テヘランの公園の片隅でゴミとともに暮らす女性ミーナー。ラジオニュースが流れるなか、新年の喧噪をよそに野良犬と戯れ、夜は焚き火の周りで、クスリや煙草を求めてくるホームレスとたわいない会話を交わす。そんなミーナーにも、夫と暮らし、身ごもった子どもを死なせた過去があり、普通の生活を送る夢がある。いまや犬やホームレスたちのゴッドマザーとなっているミーナーを見つめた14日間。



【監督のことば】母が死んだのは、私が9歳のときだった。母の死後、父は私たちを置いて家を出ていった。残された兄と私は、二人だけで生活していかなければならなかった。その父も8年後、私が17歳のときに他界した。それから2年が経ったある日、一族の集まりがあった際、父が公園で物乞いをしているのを見たことがあると話してくれた人がいた。それ以来、もう何年もずっと、ひとつの問いが私の頭に浮かび続けている。「どうして父は私たちを捨てたまま戻ることなく、路上生活をする羽目になったのだろう?」。こうして私は、ホームレスについての映画を作ることになった。

 『ミーナーについてのお話』は、父の人生という謎を掘り返そうとする試みである。ミーナーと出会ったとき、私が何年も探し求めていたものを、彼女が持っているに違いないと確信した。ミーナーとは、テヘランの公園で希望を秘めた生活を送っている女性なのだ。

 正月休みの間、私はミーナーのところに行くことにした。イランのほとんどの人々が家族や友人と楽しく過ごしている、そんな時期に。半年前からミーナーのいる公園に通いつめ、彼女や他の人たちとも話をしていたので、友人と呼べる関係にはなっていた。

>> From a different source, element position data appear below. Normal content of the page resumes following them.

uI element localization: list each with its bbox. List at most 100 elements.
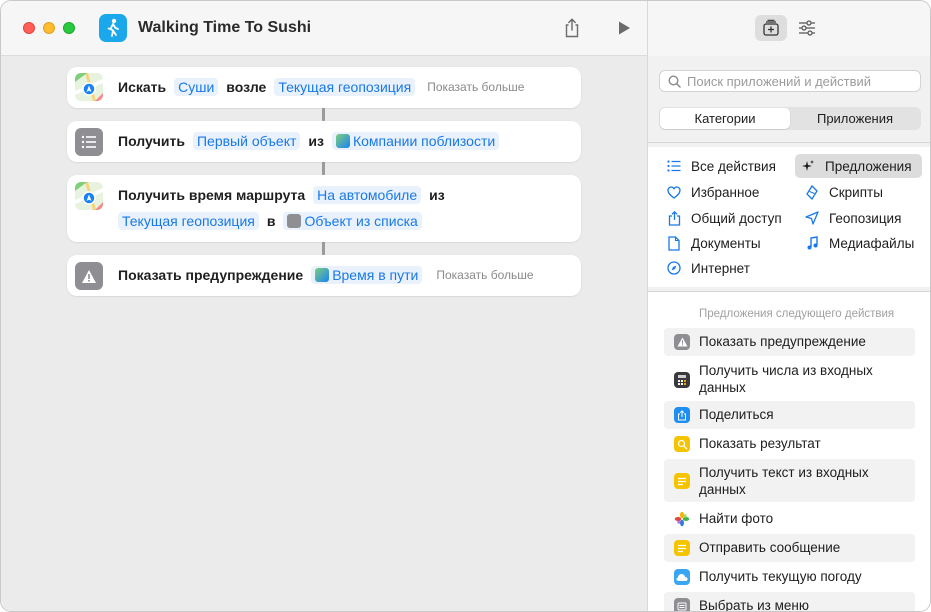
connector (322, 108, 325, 121)
action-card-get-item[interactable]: Получить Первый объект из Компании побли… (67, 121, 581, 162)
maps-mini-icon (335, 134, 350, 148)
action-card-travel-time[interactable]: Получить время маршрута На автомобиле из… (67, 175, 581, 242)
category-label: Геопозиция (829, 210, 902, 226)
nearby-businesses-token[interactable]: Компании поблизости (331, 132, 500, 150)
search-field[interactable]: Поиск приложений и действий (659, 70, 921, 92)
suggestions-header: Предложения следующего действия (699, 308, 895, 320)
sparkles-icon (799, 157, 817, 175)
minimize-window-button[interactable] (43, 22, 55, 34)
walking-person-icon[interactable] (99, 14, 127, 42)
suggestion-label: Отправить сообщение (699, 540, 841, 555)
category-favorites[interactable]: Избранное (661, 181, 759, 203)
heart-icon (665, 183, 683, 201)
segment-categories[interactable]: Категории (660, 108, 790, 129)
action-card-show-alert[interactable]: Показать предупреждение Время в пути Пок… (67, 255, 581, 296)
action-word: в (266, 213, 276, 229)
suggestion-label: Поделиться (699, 407, 774, 422)
travel-time-token[interactable]: Время в пути (311, 266, 423, 284)
message-icon (674, 540, 690, 556)
suggestion-label: Найти фото (699, 511, 774, 526)
action-line: Получить время маршрута На автомобиле из (118, 184, 453, 206)
shortcuts-window: Walking Time To Sushi Искать Суши возле … (0, 0, 931, 612)
action-library-button[interactable] (755, 15, 787, 41)
location-token[interactable]: Текущая геопозиция (118, 212, 259, 230)
suggestion-choose-from-menu[interactable]: Выбрать из меню (664, 592, 915, 612)
action-line: Текущая геопозиция в Объект из списка (118, 210, 430, 232)
action-canvas: Искать Суши возле Текущая геопозиция Пок… (1, 57, 647, 611)
category-sharing[interactable]: Общий доступ (661, 207, 782, 229)
segment-apps[interactable]: Приложения (790, 108, 920, 129)
suggestion-label: Выбрать из меню (699, 598, 809, 612)
category-location[interactable]: Геопозиция (799, 207, 901, 229)
location-token[interactable]: Текущая геопозиция (274, 78, 416, 96)
action-verb: Искать (118, 79, 167, 95)
library-sidebar: Поиск приложений и действий Категории Пр… (647, 1, 930, 612)
suggestion-get-weather[interactable]: Получить текущую погоду (664, 563, 915, 591)
suggestion-label: Показать результат (699, 436, 821, 451)
action-line: Показать предупреждение Время в пути Пок… (118, 264, 534, 286)
action-card-search-maps[interactable]: Искать Суши возле Текущая геопозиция Пок… (67, 67, 581, 108)
close-window-button[interactable] (23, 22, 35, 34)
category-label: Документы (691, 235, 761, 251)
run-button[interactable] (613, 17, 635, 39)
search-query-token[interactable]: Суши (174, 78, 219, 96)
list-item-token[interactable]: Объект из списка (283, 212, 422, 230)
sliders-icon (799, 20, 815, 36)
action-word: возле (226, 79, 267, 95)
menu-icon (674, 598, 690, 611)
suggestion-label: Показать предупреждение (699, 334, 866, 349)
transport-mode-token[interactable]: На автомобиле (313, 186, 422, 204)
alert-icon (674, 334, 690, 350)
category-documents[interactable]: Документы (661, 232, 761, 254)
token-label: Время в пути (332, 267, 419, 283)
script-icon (803, 183, 821, 201)
suggestion-label: Получить числа из входных данных (699, 363, 873, 395)
category-media[interactable]: Медиафайлы (799, 232, 914, 254)
suggestion-show-result[interactable]: Показать результат (664, 430, 915, 458)
category-scripting[interactable]: Скрипты (799, 181, 883, 203)
category-label: Предложения (825, 158, 912, 174)
connector (322, 242, 325, 255)
list-icon (665, 157, 683, 175)
search-placeholder: Поиск приложений и действий (687, 73, 872, 89)
suggestion-label: Получить текст из входных данных (699, 465, 869, 497)
action-verb: Получить время маршрута (118, 187, 306, 203)
suggestion-share[interactable]: Поделиться (664, 401, 915, 429)
category-suggestions[interactable]: Предложения (795, 154, 922, 178)
action-line: Получить Первый объект из Компании побли… (118, 130, 507, 152)
category-label: Все действия (691, 158, 776, 174)
suggestion-send-message[interactable]: Отправить сообщение (664, 534, 915, 562)
text-icon (674, 473, 690, 489)
share-button[interactable] (561, 17, 583, 39)
category-web[interactable]: Интернет (661, 257, 750, 279)
list-app-icon (75, 128, 103, 156)
compass-icon (665, 259, 683, 277)
list-mini-icon (287, 214, 302, 228)
weather-icon (674, 569, 690, 585)
suggestion-get-numbers[interactable]: Получить числа из входных данных (664, 358, 915, 400)
show-more-link[interactable]: Показать больше (427, 80, 524, 94)
action-verb: Показать предупреждение (118, 267, 304, 283)
token-label: Компании поблизости (352, 133, 496, 149)
details-button[interactable] (791, 15, 823, 41)
share-icon (565, 18, 579, 38)
show-more-link[interactable]: Показать больше (436, 268, 533, 282)
sidebar-toolbar (648, 1, 930, 56)
category-all-actions[interactable]: Все действия (661, 155, 776, 177)
maps-app-icon (75, 73, 103, 101)
search-icon (668, 74, 681, 88)
shortcut-title[interactable]: Walking Time To Sushi (138, 19, 311, 37)
suggestion-get-text[interactable]: Получить текст из входных данных (664, 459, 915, 502)
zoom-window-button[interactable] (63, 22, 75, 34)
calculator-icon (674, 372, 690, 388)
category-label: Избранное (691, 184, 760, 200)
play-icon (619, 21, 630, 35)
suggestion-show-alert[interactable]: Показать предупреждение (664, 328, 915, 356)
maps-app-icon (75, 182, 103, 210)
category-grid: Все действия Избранное Общий доступ Доку… (648, 147, 930, 287)
category-label: Медиафайлы (829, 235, 915, 251)
editor-pane: Walking Time To Sushi Искать Суши возле … (1, 1, 647, 611)
music-note-icon (803, 234, 821, 252)
item-specifier-token[interactable]: Первый объект (192, 132, 301, 150)
suggestion-find-photos[interactable]: Найти фото (664, 505, 915, 533)
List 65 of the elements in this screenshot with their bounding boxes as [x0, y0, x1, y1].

 私はカメラのスイッチを入れて、ただ観察したものを記録しようとした。ひたすら見るだけでなにも干渉しない、それで父に対する執着への答えが見つかればいい、事前に決めていたのはそれだけだ。私の執着にも小さな変化があった。現在は、ミーナーがこんな環境から抜け出そうともせずに生きているのはなぜかという疑問がさらに加わったのである。


- カウェー・マザーヘリー

1981年、イラン・テヘラン生まれ。2004年に大学を卒業した後、かねてより映画に傾倒していたことから、雑誌で映画批評を執筆するようになる。最初の短編『Tweezers』(2007)はイラン国内で検閲の対象となったが、これまでに自主制作の短編が3本、イランのテレビ放映用に制作されたドキュメンタリーが短編・長編あわせて20本以上あり、それらの作品は、テヘラン国際短編映画祭や〈シネマ・ヴェリテ〉イラン国際ドキュメンタリー映画祭など、国内の複数の映画祭で上映されている。また、自身の作品以外でも、編集者や執筆者として様々なプロジェクトに参加している。主な監督作品に『Soori's Trip』(ドキュメンタリー、2009)、『Labyrinth』(連続ドキュドラマ、2013、全15話)、『Cockroach』(短編フィクション、2015)などがある。